Dalam upaya pembebasan, Filipina dituding setengah hati dan terkesan tak mau ambil banyak risiko. Apalagi selama ini kelompok Abu Sayyaf memang sulit ditumpas dari bumi Filipina.
"Maka itu yang menyebut tenggat batas waktu penebusan 10 WNI kan bukan dari pihak Abu Sayyaf, melainkan dari pemerintah Filipina. Karena, mereka mungkin tak mau ambil pusing, makanya disuruh barter saja, bayar tebusan," kata Guru Besar Universitas Pertahanan Salim Said kepada tvOne, Jumat, 8 April 2016.
Dirinya menduga, ada pertimbangan politik yang menjadi ganjalan Filipina untuk melakukan tindakan terhadap kelompok Abu Sayyaf. Apalagi Filipina bakal mengelar pemilu Mei mendatang. Salim sendiri heran jika Filipina melarang militer Indonesia masuk, karena meski memang tampak tak sopan, tetapi militer Amerika Serikat justru bolak-balik melakukan aktivitas di sana.
"Kenyataanya di Filipina Selatan (daerah yang dikuasai Abu Sayyaf) tidak pernah bisa diselesaikan. Mungkin ada pertimbangan politik yang kita tidak ketahui. Maka itu, sebenarnya kita membutuhkan negosiator yang mereka atau kelompok Abu Sayyaf hormati," kata Salim.
Sejauh ini Filipina memang tampak segan dengan Timur Tengah dan Amerika Serikat. Tetapi, tentu akan sulit juga, sebab Amerika Serikat, kata dia, sejauh ini selalu ogah untuk berunding. Sementara Timur Tengah juga tengah dilanda konflik.
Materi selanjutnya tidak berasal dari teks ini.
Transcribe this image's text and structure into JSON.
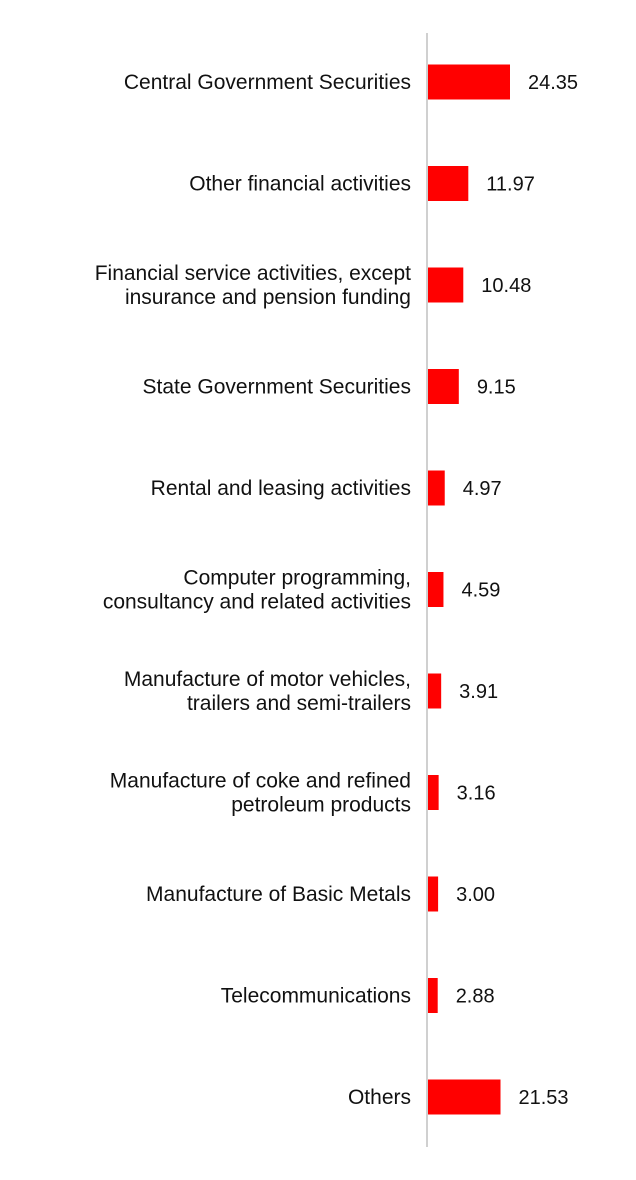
{
  "chart_data": {
    "type": "bar",
    "orientation": "horizontal",
    "categories": [
      [
        "Central Government Securities"
      ],
      [
        "Other financial activities"
      ],
      [
        "Financial service activities, except",
        "insurance and pension funding"
      ],
      [
        "State Government Securities"
      ],
      [
        "Rental and leasing activities"
      ],
      [
        "Computer programming,",
        "consultancy and related activities"
      ],
      [
        "Manufacture of motor vehicles,",
        "trailers and semi-trailers"
      ],
      [
        "Manufacture of coke and refined",
        "petroleum products"
      ],
      [
        "Manufacture of Basic Metals"
      ],
      [
        "Telecommunications"
      ],
      [
        "Others"
      ]
    ],
    "values": [
      24.35,
      11.97,
      10.48,
      9.15,
      4.97,
      4.59,
      3.91,
      3.16,
      3.0,
      2.88,
      21.53
    ],
    "value_labels": [
      "24.35",
      "11.97",
      "10.48",
      "9.15",
      "4.97",
      "4.59",
      "3.91",
      "3.16",
      "3.00",
      "2.88",
      "21.53"
    ],
    "bar_color": "#ff0000",
    "axis_color": "#d0d0d0",
    "title": "",
    "xlabel": "",
    "ylabel": "",
    "grid": false,
    "legend": "none"
  }
}
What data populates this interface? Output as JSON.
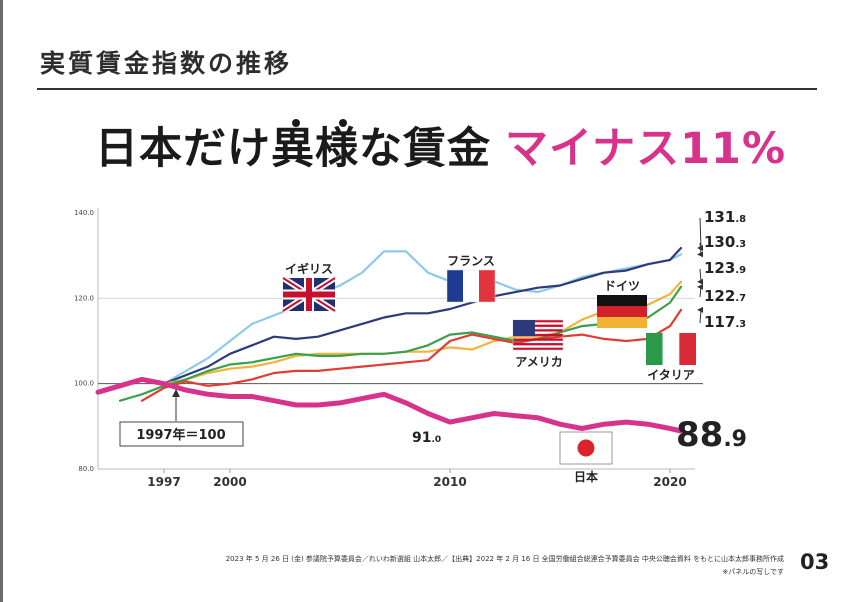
{
  "slide": {
    "title": "実質賃金指数の推移",
    "headline_main": "日本だけ異様な賃金",
    "headline_accent": "マイナス11%",
    "footnote_line1": "2023 年 5 月 26 日 (金) 参議院予算委員会／れいわ新選組 山本太郎／【出典】2022 年 2 月 16 日 全国労働組合総連合予算委員会 中央公聴会資料 をもとに山本太郎事務所作成",
    "footnote_line2": "※パネルの写しです",
    "page_number": "03"
  },
  "chart_data": {
    "type": "line",
    "ylim": [
      80,
      140
    ],
    "xlim": [
      1994,
      2021.5
    ],
    "yticks": [
      "80.0",
      "100.0",
      "120.0",
      "140.0"
    ],
    "xticks": [
      "1997",
      "2000",
      "2010",
      "2020"
    ],
    "reference_line": 100,
    "baseline_note": "1997年＝100",
    "series": [
      {
        "name": "イギリス",
        "color": "#8ccbe6",
        "label_color": "#222222",
        "x": [
          1997,
          1998,
          1999,
          2000,
          2001,
          2002,
          2003,
          2004,
          2005,
          2006,
          2007,
          2008,
          2009,
          2010,
          2011,
          2012,
          2013,
          2014,
          2015,
          2016,
          2017,
          2018,
          2019,
          2020,
          2020.5
        ],
        "values": [
          100,
          103,
          106,
          110,
          114,
          116,
          118,
          121,
          123,
          126,
          131,
          131,
          126,
          124,
          125,
          124,
          122,
          121.5,
          123,
          125,
          126,
          127,
          128,
          129,
          130.3
        ],
        "end_value": "130.3"
      },
      {
        "name": "フランス",
        "color": "#2e3a7a",
        "label_color": "#222222",
        "x": [
          1997,
          1998,
          1999,
          2000,
          2001,
          2002,
          2003,
          2004,
          2005,
          2006,
          2007,
          2008,
          2009,
          2010,
          2011,
          2012,
          2013,
          2014,
          2015,
          2016,
          2017,
          2018,
          2019,
          2020,
          2020.5
        ],
        "values": [
          100,
          102,
          104,
          107,
          109,
          111,
          110.5,
          111,
          112.5,
          114,
          115.5,
          116.5,
          116.5,
          117.5,
          119,
          120.5,
          121.5,
          122.5,
          123,
          124.5,
          126,
          126.5,
          128,
          129,
          131.8
        ],
        "end_value": "131.8"
      },
      {
        "name": "ドイツ",
        "color": "#f2b33d",
        "label_color": "#222222",
        "x": [
          1997,
          1998,
          1999,
          2000,
          2001,
          2002,
          2003,
          2004,
          2005,
          2006,
          2007,
          2008,
          2009,
          2010,
          2011,
          2012,
          2013,
          2014,
          2015,
          2016,
          2017,
          2018,
          2019,
          2020,
          2020.5
        ],
        "values": [
          100,
          101,
          102.5,
          103.5,
          104,
          105,
          106.5,
          107,
          107,
          107,
          107,
          107.5,
          107.5,
          108.5,
          108,
          110,
          111,
          111,
          112,
          115,
          117,
          118,
          118.5,
          121,
          123.9
        ],
        "end_value": "123.9"
      },
      {
        "name": "アメリカ",
        "color": "#3aa04a",
        "label_color": "#222222",
        "x": [
          1995,
          1996,
          1997,
          1998,
          1999,
          2000,
          2001,
          2002,
          2003,
          2004,
          2005,
          2006,
          2007,
          2008,
          2009,
          2010,
          2011,
          2012,
          2013,
          2014,
          2015,
          2016,
          2017,
          2018,
          2019,
          2020,
          2020.5
        ],
        "values": [
          96,
          97.5,
          99.5,
          101,
          103,
          104.5,
          105,
          106,
          107,
          106.5,
          106.5,
          107,
          107,
          107.5,
          109,
          111.5,
          112,
          111,
          110,
          110.5,
          112,
          113.5,
          114,
          114.5,
          115.5,
          119,
          122.7
        ],
        "end_value": "122.7"
      },
      {
        "name": "イタリア",
        "color": "#e03c32",
        "label_color": "#222222",
        "x": [
          1996,
          1997,
          1998,
          1999,
          2000,
          2001,
          2002,
          2003,
          2004,
          2005,
          2006,
          2007,
          2008,
          2009,
          2010,
          2011,
          2012,
          2013,
          2014,
          2015,
          2016,
          2017,
          2018,
          2019,
          2020,
          2020.5
        ],
        "values": [
          96,
          99,
          100.5,
          99.5,
          100,
          101,
          102.5,
          103,
          103,
          103.5,
          104,
          104.5,
          105,
          105.5,
          110,
          111.5,
          110.5,
          109.5,
          110.5,
          111,
          111.5,
          110.5,
          110,
          110.5,
          113.5,
          117.3
        ],
        "end_value": "117.3"
      },
      {
        "name": "日本",
        "color": "#d8338c",
        "label_color": "#222222",
        "x": [
          1994,
          1995,
          1996,
          1997,
          1998,
          1999,
          2000,
          2001,
          2002,
          2003,
          2004,
          2005,
          2006,
          2007,
          2008,
          2009,
          2010,
          2011,
          2012,
          2013,
          2014,
          2015,
          2016,
          2017,
          2018,
          2019,
          2020,
          2020.5
        ],
        "values": [
          98,
          99.5,
          101,
          100,
          98.5,
          97.5,
          97,
          97,
          96,
          95,
          95,
          95.5,
          96.5,
          97.5,
          95.5,
          93,
          91,
          92,
          93,
          92.5,
          92,
          90.5,
          89.5,
          90.5,
          91,
          90.5,
          89.5,
          88.9
        ],
        "end_value": "88.9",
        "mid_value": "91.0"
      }
    ]
  }
}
"Kalau perusahaan misal bayar tebusan, tentu tak akan jadi pembelajaran buat Indonesia. Sebab, Abu Sayyaf pasti akan melakukan hal yang sama lagi ke depan. Ini kan jelas pemerasan. Tetapi, memang satu jalan yang risikonya paling kecil ya membayar tebusan, meski menawar jumlah tebusannya," kata Salim.